- Native to: Argentina
- Region: eastern Chaco
- Ethnicity: Vilela (Wakambabelte)
- Native speakers: 2 semispeakers (2007)
- Language family: Isolate Vilela;
- Dialects: Ocol; Chunupi; Sinipi;

Language codes
- ISO 639-3: vil
- Glottolog: vile1241
- ELP: Vilela
- Map of the Vilela language
- Vilela is classified as Extinct by the UNESCO Atlas of the World's Languages in Danger

= Vilela language =

Nearly extinct language of Argentina

Vilela (Waka, Atalalá, Chulupí~Chunupí) is a moribund and possibly extinct language last spoken in the Resistencia area of Argentina and in the eastern Chaco near the Paraguayan border. Dialects were Ocol, Chinipi, Sinipi; only Ocol survives. The Vilela people call themselves Wakambabelte (//wɑqhambaβelte//) 'Waka speakers'. There were 2 semispeakers as of 2007.

== History ==
Jesuit missionaries made their way into the Gran Chaco of South America region around the 17th-century. Their goal was to introduce the indigenous populations (including the Vilela people, which was really the general name of a conglomerate of many different groups of indigenous peoples) to Christian practices and convert them to Christianity. This assimilation of the Vilela people and their languages, practices, and religions contributed to the extinction of the Vilela language and the abandonment of Vilela traditions and practices, largely due to how some Vilela people were made to co-exist with the colonists through the encomienda forced-labor system granted by the Spanish Crown. The last Vilela people were absorbed into the surrounding Toba people and Spanish-speaking townsfolk.

==Dialects==
Loukotka (1968) lists the following varieties of Vilela.

- Chunupi - formerly spoken on the confluence of the San Francisco River and Bermejo River in the vicinity of La Encrucijada, Valtolema, Ortega, Esquina Grande and Laguna Colma.
- Pasain - formerly spoken in the vicinity of Macapillo, Argentine Chaco.
- Ocole - formerly spoken between Lacangayá and Laguna Colma.
- Omoampa - formerly spoken from Ortega as far as Miraflores.
- Macomita - once spoken west of the Juramento River, province of Santiago del Estero, Argentina.
- Yecoamita - once spoken northwest of the Teuco River, Formosa province.
- Sinipi - formerly spoken on the Bermejo River in the vicinity of Lacangayá.

== Phonology ==
Vilela appears to have the five vowels /a e i o u/ of Spanish and approximately the following consonants:

|  |  | Labial | Alveolar | Palatal | Velar | Uvular | Glottal |
| Nasal |  | m | n |  |  |  |  |
| Plosive | voiced | b | d | dʒ | ɡ | ɢ |  |
| voiceless | p | t | tʃ | k | q | ʔ |
| ejective | pʼ | tʼ | tʃʼ | kʼ | qʼ |  |
| Fricative | central | f | s | ʃ | x |  | h |
| lateral |  | ɬ |  |  |  |  |
| Approximant |  | w | l | j |  |  |  |
| Rhotic |  |  | r, ɾ |  |  |  |  |

There is a lack of distinction between the voiceless alveolar consonant /t/ and the voiceless velar consonant /k/ in spoken Vilela.

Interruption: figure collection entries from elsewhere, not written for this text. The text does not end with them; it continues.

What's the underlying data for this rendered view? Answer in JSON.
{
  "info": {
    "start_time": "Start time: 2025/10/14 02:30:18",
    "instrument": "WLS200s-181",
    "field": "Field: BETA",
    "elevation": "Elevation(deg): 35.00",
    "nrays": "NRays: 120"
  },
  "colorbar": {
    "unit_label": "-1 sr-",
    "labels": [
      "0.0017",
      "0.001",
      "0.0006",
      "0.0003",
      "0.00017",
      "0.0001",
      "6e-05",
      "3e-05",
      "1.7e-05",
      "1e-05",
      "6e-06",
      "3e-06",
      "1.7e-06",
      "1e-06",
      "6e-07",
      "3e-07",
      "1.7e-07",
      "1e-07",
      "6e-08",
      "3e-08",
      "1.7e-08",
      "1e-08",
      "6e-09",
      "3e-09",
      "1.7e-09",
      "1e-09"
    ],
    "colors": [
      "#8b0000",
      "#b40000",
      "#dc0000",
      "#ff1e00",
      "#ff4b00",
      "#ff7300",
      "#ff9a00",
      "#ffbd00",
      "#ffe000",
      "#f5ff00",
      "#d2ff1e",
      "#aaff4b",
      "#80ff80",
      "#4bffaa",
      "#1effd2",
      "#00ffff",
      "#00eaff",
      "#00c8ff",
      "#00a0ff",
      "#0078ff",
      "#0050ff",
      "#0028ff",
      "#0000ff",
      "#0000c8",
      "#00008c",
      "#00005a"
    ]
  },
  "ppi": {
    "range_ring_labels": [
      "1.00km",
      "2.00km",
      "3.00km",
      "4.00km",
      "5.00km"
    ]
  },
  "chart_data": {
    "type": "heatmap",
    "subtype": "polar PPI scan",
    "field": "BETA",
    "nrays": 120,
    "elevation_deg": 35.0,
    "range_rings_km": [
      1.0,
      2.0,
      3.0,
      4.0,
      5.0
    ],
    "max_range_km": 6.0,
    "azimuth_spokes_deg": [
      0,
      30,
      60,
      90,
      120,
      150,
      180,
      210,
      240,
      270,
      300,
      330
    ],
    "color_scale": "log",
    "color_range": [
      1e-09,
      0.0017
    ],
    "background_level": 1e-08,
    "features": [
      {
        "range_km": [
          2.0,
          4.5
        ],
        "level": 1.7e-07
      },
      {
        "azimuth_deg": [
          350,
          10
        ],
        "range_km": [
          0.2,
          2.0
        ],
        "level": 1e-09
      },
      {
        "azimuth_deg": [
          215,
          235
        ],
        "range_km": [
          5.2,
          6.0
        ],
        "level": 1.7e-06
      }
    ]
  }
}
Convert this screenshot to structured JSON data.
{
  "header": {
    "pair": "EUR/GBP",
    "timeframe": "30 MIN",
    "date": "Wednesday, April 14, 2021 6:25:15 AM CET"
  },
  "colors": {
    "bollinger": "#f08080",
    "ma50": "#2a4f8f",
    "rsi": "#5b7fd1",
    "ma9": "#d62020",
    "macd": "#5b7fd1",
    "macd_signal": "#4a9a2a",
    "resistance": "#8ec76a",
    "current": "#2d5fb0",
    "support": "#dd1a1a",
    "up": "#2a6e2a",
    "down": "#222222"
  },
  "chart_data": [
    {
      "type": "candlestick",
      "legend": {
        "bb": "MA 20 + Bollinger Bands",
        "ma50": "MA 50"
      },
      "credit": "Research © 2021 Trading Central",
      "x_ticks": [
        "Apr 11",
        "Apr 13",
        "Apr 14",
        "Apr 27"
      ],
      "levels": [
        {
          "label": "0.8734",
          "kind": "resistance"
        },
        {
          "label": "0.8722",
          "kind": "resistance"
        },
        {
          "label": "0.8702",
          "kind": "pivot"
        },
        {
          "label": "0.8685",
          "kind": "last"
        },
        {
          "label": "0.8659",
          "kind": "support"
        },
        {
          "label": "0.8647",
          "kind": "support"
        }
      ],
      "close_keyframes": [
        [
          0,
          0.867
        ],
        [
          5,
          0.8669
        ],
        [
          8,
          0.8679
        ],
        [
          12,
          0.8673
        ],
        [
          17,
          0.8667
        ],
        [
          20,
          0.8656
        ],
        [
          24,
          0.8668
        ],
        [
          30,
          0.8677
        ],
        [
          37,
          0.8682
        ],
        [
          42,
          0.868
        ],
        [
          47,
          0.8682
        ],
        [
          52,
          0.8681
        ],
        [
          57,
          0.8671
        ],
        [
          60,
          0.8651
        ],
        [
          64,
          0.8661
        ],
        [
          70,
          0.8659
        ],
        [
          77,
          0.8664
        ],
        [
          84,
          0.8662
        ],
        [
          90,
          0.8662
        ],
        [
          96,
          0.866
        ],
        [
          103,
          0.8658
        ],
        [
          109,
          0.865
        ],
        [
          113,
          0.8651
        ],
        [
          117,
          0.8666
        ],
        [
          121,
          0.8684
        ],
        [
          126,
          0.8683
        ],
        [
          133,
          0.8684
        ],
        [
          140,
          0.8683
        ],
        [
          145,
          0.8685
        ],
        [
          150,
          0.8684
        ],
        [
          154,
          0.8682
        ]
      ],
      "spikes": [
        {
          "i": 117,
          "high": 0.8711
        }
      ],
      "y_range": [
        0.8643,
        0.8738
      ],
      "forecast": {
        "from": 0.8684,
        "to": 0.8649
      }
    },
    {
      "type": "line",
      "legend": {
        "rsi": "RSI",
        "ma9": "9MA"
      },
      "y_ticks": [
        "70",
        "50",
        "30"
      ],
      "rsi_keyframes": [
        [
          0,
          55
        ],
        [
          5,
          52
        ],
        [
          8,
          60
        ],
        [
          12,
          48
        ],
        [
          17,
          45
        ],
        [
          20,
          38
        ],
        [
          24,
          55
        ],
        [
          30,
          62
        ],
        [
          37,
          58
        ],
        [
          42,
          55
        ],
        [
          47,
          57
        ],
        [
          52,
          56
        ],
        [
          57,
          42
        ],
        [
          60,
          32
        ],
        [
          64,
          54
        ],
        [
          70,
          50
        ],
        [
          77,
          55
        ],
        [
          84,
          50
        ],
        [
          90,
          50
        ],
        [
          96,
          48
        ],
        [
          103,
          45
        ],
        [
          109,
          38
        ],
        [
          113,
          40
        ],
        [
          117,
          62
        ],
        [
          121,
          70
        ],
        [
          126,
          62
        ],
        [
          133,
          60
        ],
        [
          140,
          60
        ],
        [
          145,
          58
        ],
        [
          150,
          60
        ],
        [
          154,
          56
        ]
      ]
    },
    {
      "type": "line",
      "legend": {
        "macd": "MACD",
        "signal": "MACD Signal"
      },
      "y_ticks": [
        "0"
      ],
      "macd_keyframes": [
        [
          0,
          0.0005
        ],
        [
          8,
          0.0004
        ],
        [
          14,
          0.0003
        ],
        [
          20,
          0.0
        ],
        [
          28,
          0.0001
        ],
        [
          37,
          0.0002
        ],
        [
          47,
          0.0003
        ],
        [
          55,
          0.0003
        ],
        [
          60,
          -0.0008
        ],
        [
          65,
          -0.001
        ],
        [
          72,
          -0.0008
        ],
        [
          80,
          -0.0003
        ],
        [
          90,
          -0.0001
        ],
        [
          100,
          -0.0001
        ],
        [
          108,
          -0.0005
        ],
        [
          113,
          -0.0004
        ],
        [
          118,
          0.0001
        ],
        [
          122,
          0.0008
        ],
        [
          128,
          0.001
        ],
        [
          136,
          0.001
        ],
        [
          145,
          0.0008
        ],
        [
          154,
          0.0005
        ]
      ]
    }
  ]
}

For example, in the word [huanokol] 'dog', [k] could be pronounced as /k/ or /t/. The sounds may even alternate within the same word. This alternation appears to occur not only in casual speech, but also in formal speech. Although this alternation occurs, [k] tends to predominate.

Open Language Archives Community (OLAC) has approximately 34 audio logs of the Vilela language being spoken in interviews. The audio logs consist of numbers, commands, and other aspects of the spoken language.

==Typology==
The Vilela language is described as a head-marking language, meaning that the grammatical relationship is addressed at the beginning of the sentence rather than the start of the sentence focusing on the dependents.